Two months ago I wrote that the United States has a problem at our southern border and that it paled in comparison to the problems faced by the people daring the treacherous trip across the challenging Rio Grande, in the back of a semi-trailer, or in the trunk of a car.
According to Customs and Border Protection (CBP) data, the number of undocumented immigrant crossings at the southwest border for fiscal year 2022 topped 2.76 million, breaking the previous annual record by more than 1 million.
The undocumented immigrants are costing Texas alone nearly $1 billion each year. Our southern border states are running out of facilities and money.
They sounded the alarm and asked for help from the federal government – they got none. So, they began busing them to sanctuary cities in other states. Officials in the receiving states and cities welcomed the immigrants but railed at the officials of the southern border-states and called their actions "political grandstanding."

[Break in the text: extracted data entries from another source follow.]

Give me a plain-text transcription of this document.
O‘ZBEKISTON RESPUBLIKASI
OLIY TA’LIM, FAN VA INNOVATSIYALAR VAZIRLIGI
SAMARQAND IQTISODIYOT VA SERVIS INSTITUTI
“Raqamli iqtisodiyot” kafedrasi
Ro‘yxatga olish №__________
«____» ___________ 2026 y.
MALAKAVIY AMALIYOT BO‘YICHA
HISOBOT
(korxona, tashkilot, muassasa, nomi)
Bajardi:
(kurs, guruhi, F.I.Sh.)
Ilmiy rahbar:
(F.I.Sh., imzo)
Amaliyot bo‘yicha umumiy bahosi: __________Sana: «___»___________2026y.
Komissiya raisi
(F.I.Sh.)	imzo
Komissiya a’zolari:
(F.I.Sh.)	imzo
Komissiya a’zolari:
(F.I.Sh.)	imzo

It may be a political grandstanding but it is also a practical move. You can only dip the bucket so many times into the well before it runs dry. Those states are running out of money and resources.
As I wrote before, when the federal government was transporting immigrants to other states in the middle of the night, using clandestine flights, it wasn't a big deal because, well, it was clandestine and not widely publicized.

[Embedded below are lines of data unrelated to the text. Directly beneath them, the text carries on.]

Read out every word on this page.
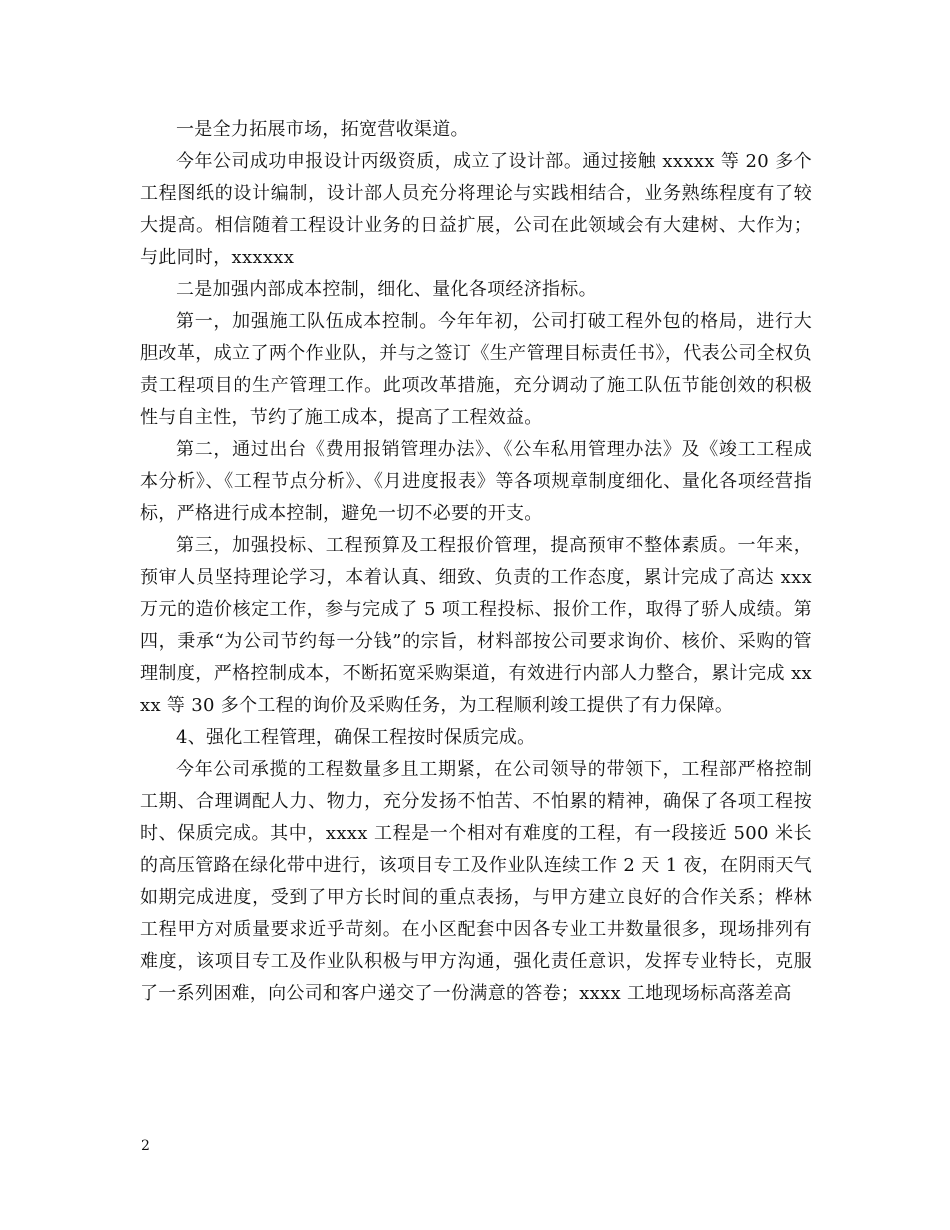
一是全力拓展市场，拓宽营收渠道。

今年公司成功申报设计丙级资质，成立了设计部。通过接触 xxxxx 等 20 多个工程图纸的设计编制，设计部人员充分将理论与实践相结合，业务熟练程度有了较大提高。相信随着工程设计业务的日益扩展，公司在此领域会有大建树、大作为；与此同时，xxxxxx

二是加强内部成本控制，细化、量化各项经济指标。

第一，加强施工队伍成本控制。今年年初，公司打破工程外包的格局，进行大胆改革，成立了两个作业队，并与之签订《生产管理目标责任书》，代表公司全权负责工程项目的生产管理工作。此项改革措施，充分调动了施工队伍节能创效的积极性与自主性，节约了施工成本，提高了工程效益。

第二，通过出台《费用报销管理办法》、《公车私用管理办法》及《竣工工程成本分析》、《工程节点分析》、《月进度报表》等各项规章制度细化、量化各项经营指标，严格进行成本控制，避免一切不必要的开支。

第三，加强投标、工程预算及工程报价管理，提高预审不整体素质。一年来，预审人员坚持理论学习，本着认真、细致、负责的工作态度，累计完成了高达 xxx 万元的造价核定工作，参与完成了 5 项工程投标、报价工作，取得了骄人成绩。第四，秉承“为公司节约每一分钱”的宗旨，材料部按公司要求询价、核价、采购的管理制度，严格控制成本，不断拓宽采购渠道，有效进行内部人力整合，累计完成 xxxx 等 30 多个工程的询价及采购任务，为工程顺利竣工提供了有力保障。

4、强化工程管理，确保工程按时保质完成。

今年公司承揽的工程数量多且工期紧，在公司领导的带领下，工程部严格控制工期、合理调配人力、物力，充分发扬不怕苦、不怕累的精神，确保了各项工程按时、保质完成。其中，xxxx 工程是一个相对有难度的工程，有一段接近 500 米长的高压管路在绿化带中进行，该项目专工及作业队连续工作 2 天 1 夜，在阴雨天气如期完成进度，受到了甲方长时间的重点表扬，与甲方建立良好的合作关系；桦林工程甲方对质量要求近乎苛刻。在小区配套中因各专业工井数量很多，现场排列有难度，该项目专工及作业队积极与甲方沟通，强化责任意识，发挥专业特长，克服了一系列困难，向公司和客户递交了一份满意的答卷；xxxx 工地现场标高落差高

2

Now that it's publicized, people scream that it's "political grandstanding." No it isn't. People need help and that's the reality.

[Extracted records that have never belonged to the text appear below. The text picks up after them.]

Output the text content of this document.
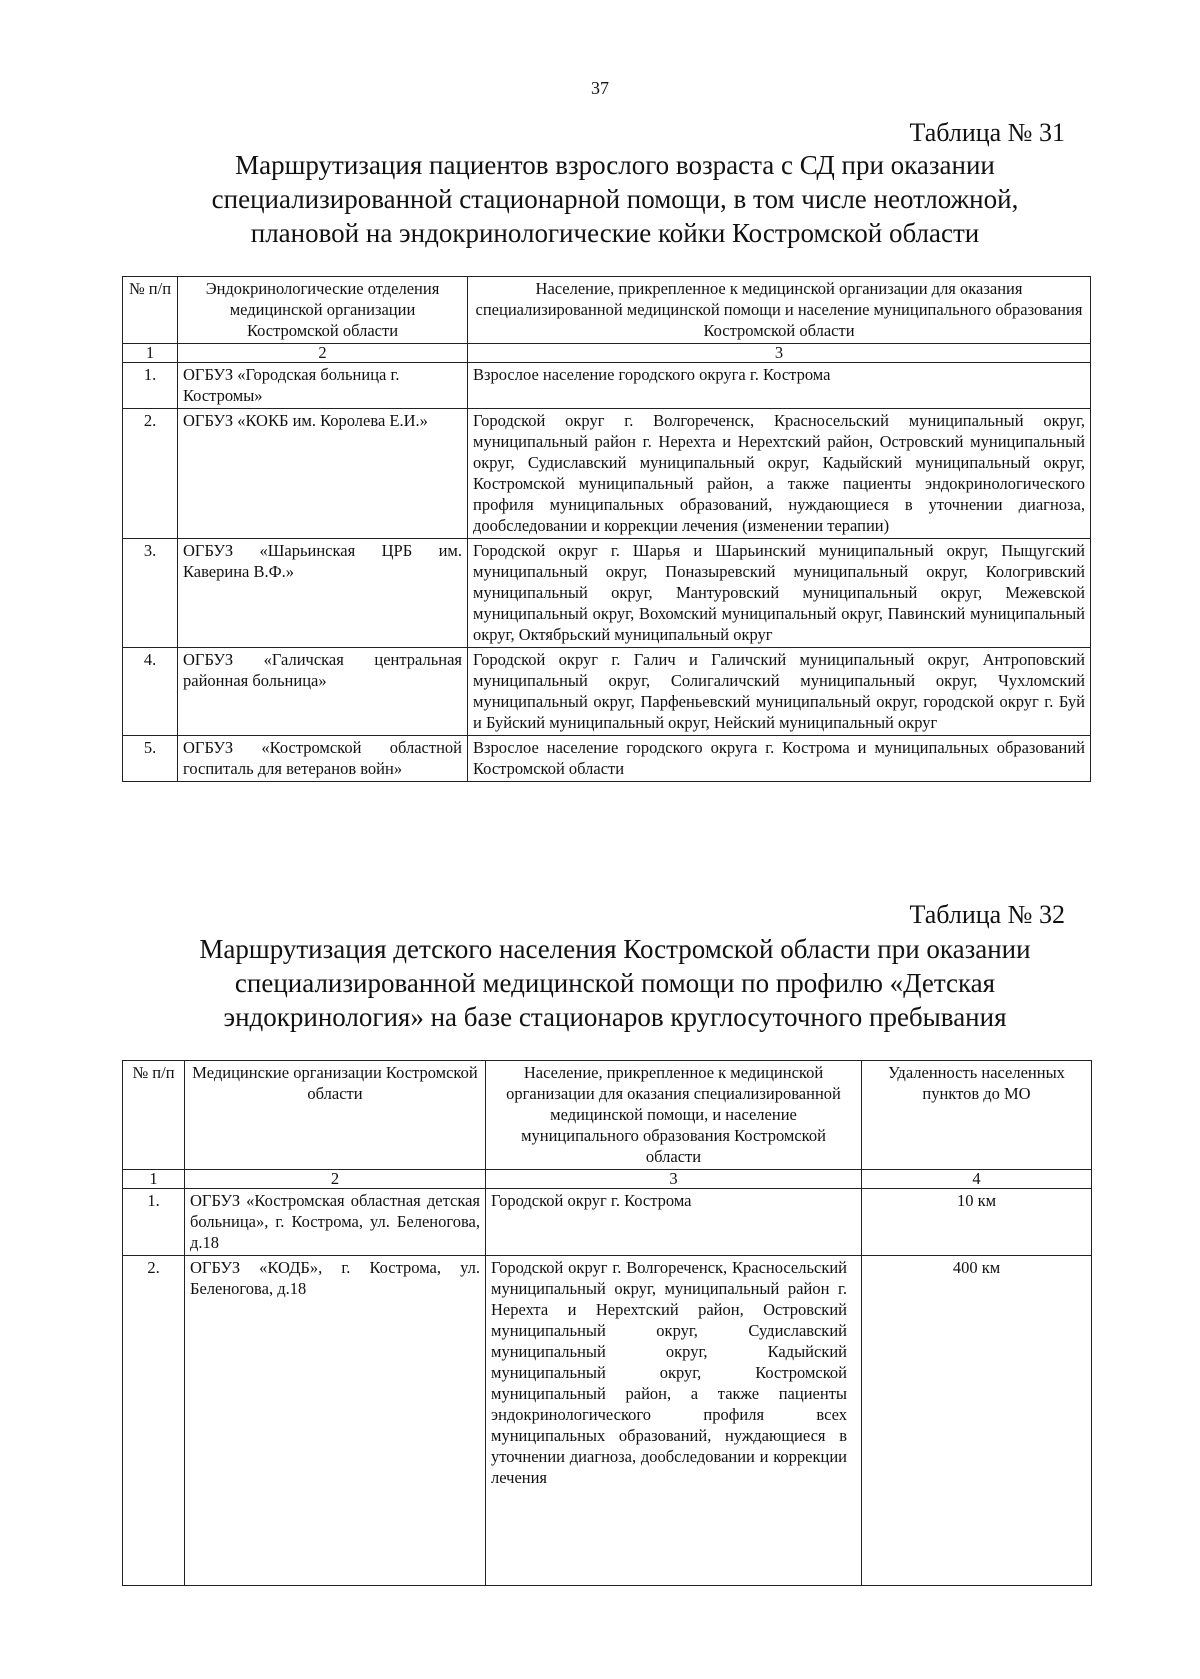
37
Таблица № 31
Маршрутизация пациентов взрослого возраста с СД при оказании
специализированной стационарной помощи, в том числе неотложной,
плановой на эндокринологические койки Костромской области
№ п/п	Эндокринологические отделения медицинской организации Костромской области	Население, прикрепленное к медицинской организации для оказания специализированной медицинской помощи и население муниципального образования Костромской области
1	2	3
1.	ОГБУЗ «Городская больница г. Костромы»	Взрослое население городского округа г. Кострома
2.	ОГБУЗ «КОКБ им. Королева Е.И.»	Городской округ г. Волгореченск, Красносельский муниципальный округ, муниципальный район г. Нерехта и Нерехтский район, Островский муниципальный округ, Судиславский муниципальный округ, Кадыйский муниципальный округ, Костромской муниципальный район, а также пациенты эндокринологического профиля муниципальных образований, нуждающиеся в уточнении диагноза, дообследовании и коррекции лечения (изменении терапии)
3.	ОГБУЗ «Шарьинская ЦРБ им. Каверина В.Ф.»	Городской округ г. Шарья и Шарьинский муниципальный округ, Пыщугский муниципальный округ, Поназыревский муниципальный округ, Кологривский муниципальный округ, Мантуровский муниципальный округ, Межевской муниципальный округ, Вохомский муниципальный округ, Павинский муниципальный округ, Октябрьский муниципальный округ
4.	ОГБУЗ «Галичская центральная районная больница»	Городской округ г. Галич и Галичский муниципальный округ, Антроповский муниципальный округ, Солигаличский муниципальный округ, Чухломский муниципальный округ, Парфеньевский муниципальный округ, городской округ г. Буй и Буйский муниципальный округ, Нейский муниципальный округ
5.	ОГБУЗ «Костромской областной госпиталь для ветеранов войн»	Взрослое население городского округа г. Кострома и муниципальных образований Костромской области
Таблица № 32
Маршрутизация детского населения Костромской области при оказании
специализированной медицинской помощи по профилю «Детская
эндокринология» на базе стационаров круглосуточного пребывания
№ п/п	Медицинские организации Костромской области	Население, прикрепленное к медицинской организации для оказания специализированной медицинской помощи, и население муниципального образования Костромской области	Удаленность населенных пунктов до МО
1	2	3	4
1.	ОГБУЗ «Костромская областная детская больница», г. Кострома, ул. Беленогова, д.18	Городской округ г. Кострома	10 км
2.	ОГБУЗ «КОДБ», г. Кострома, ул. Беленогова, д.18	Городской округ г. Волгореченск, Красносельский муниципальный округ, муниципальный район г. Нерехта и Нерехтский район, Островский муниципальный округ, Судиславский муниципальный округ, Кадыйский муниципальный округ, Костромской муниципальный район, а также пациенты эндокринологического профиля всех муниципальных образований, нуждающиеся в уточнении диагноза, дообследовании и коррекции лечения	400 км
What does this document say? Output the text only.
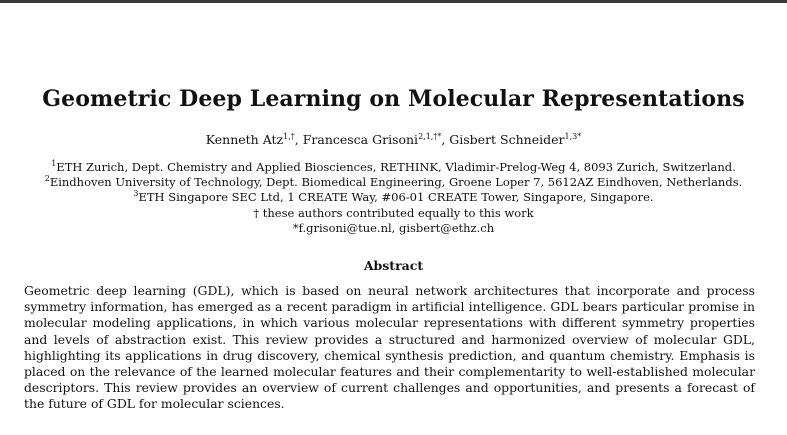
Geometric Deep Learning on Molecular Representations
Kenneth Atz$^{1,\dagger}$, Francesca Grisoni$^{2,1,\dagger*}$, Gisbert Schneider$^{1,3*}$
$^1$ETH Zurich, Dept. Chemistry and Applied Biosciences, RETHINK, Vladimir-Prelog-Weg 4, 8093 Zurich, Switzerland.
$^2$Eindhoven University of Technology, Dept. Biomedical Engineering, Groene Loper 7, 5612AZ Eindhoven, Netherlands.
$^3$ETH Singapore SEC Ltd, 1 CREATE Way, #06-01 CREATE Tower, Singapore, Singapore.
† these authors contributed equally to this work
*f.grisoni@tue.nl, gisbert@ethz.ch
Abstract
Geometric deep learning (GDL), which is based on neural network architectures that incorporate and process symmetry information, has emerged as a recent paradigm in artificial intelligence. GDL bears particular promise in molecular modeling applications, in which various molecular representations with different symmetry properties and levels of abstraction exist. This review provides a structured and harmonized overview of molecular GDL, highlighting its applications in drug discovery, chemical synthesis prediction, and quantum chemistry. Emphasis is placed on the relevance of the learned molecular features and their complementarity to well-established molecular descriptors. This review provides an overview of current challenges and opportunities, and presents a forecast of the future of GDL for molecular sciences.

New York City has received around 17,000 undocumented immigrants. The mayor has declared a state of emergency and estimates the cost to the Big Apple to be about $1 billion. But, he too says it's political grandstanding by the officials of the border-states. Well, they have your attention now, don't they? I guess it worked.
Somebody needs to help because the Feds don't believe that it's a crisis.
If it's not a crisis, why is it costing billions of dollars, creating dangerous conditions for the immigrants, and filling the pockets of drug cartels and those who profit in human trafficking? If it's not a crisis, why are officials shading their opportunity to help by throwing the blanket of hate over those who asked for help and didn't get it?
The latest busload of undocumented asylum seekers landed in Philadelphia on Wednesday. According to Mayor Jim Kenney, they will be welcomed and assistance provided. Then he too poisoned his comments by condemning the Texas governor who sent them here, using the catchphrase of all the others: "it's political grandstanding".
To all the officials using the catchphrase, keep saying it often enough and the Feds will keep thinking that there is no crisis and this circle of ignorance will just keep going round-and-round...
Then tell that to the families of the nearly 900 people who died trying to cross the border this year.
The latest bus stopped in Philadelphia.
Officials in the border-states are experiencing the crisis; officials in the sanctuary cities are slowly beginning to experience that as well. Now, how do we wake up the officials in Washington, D.C. to do something about it?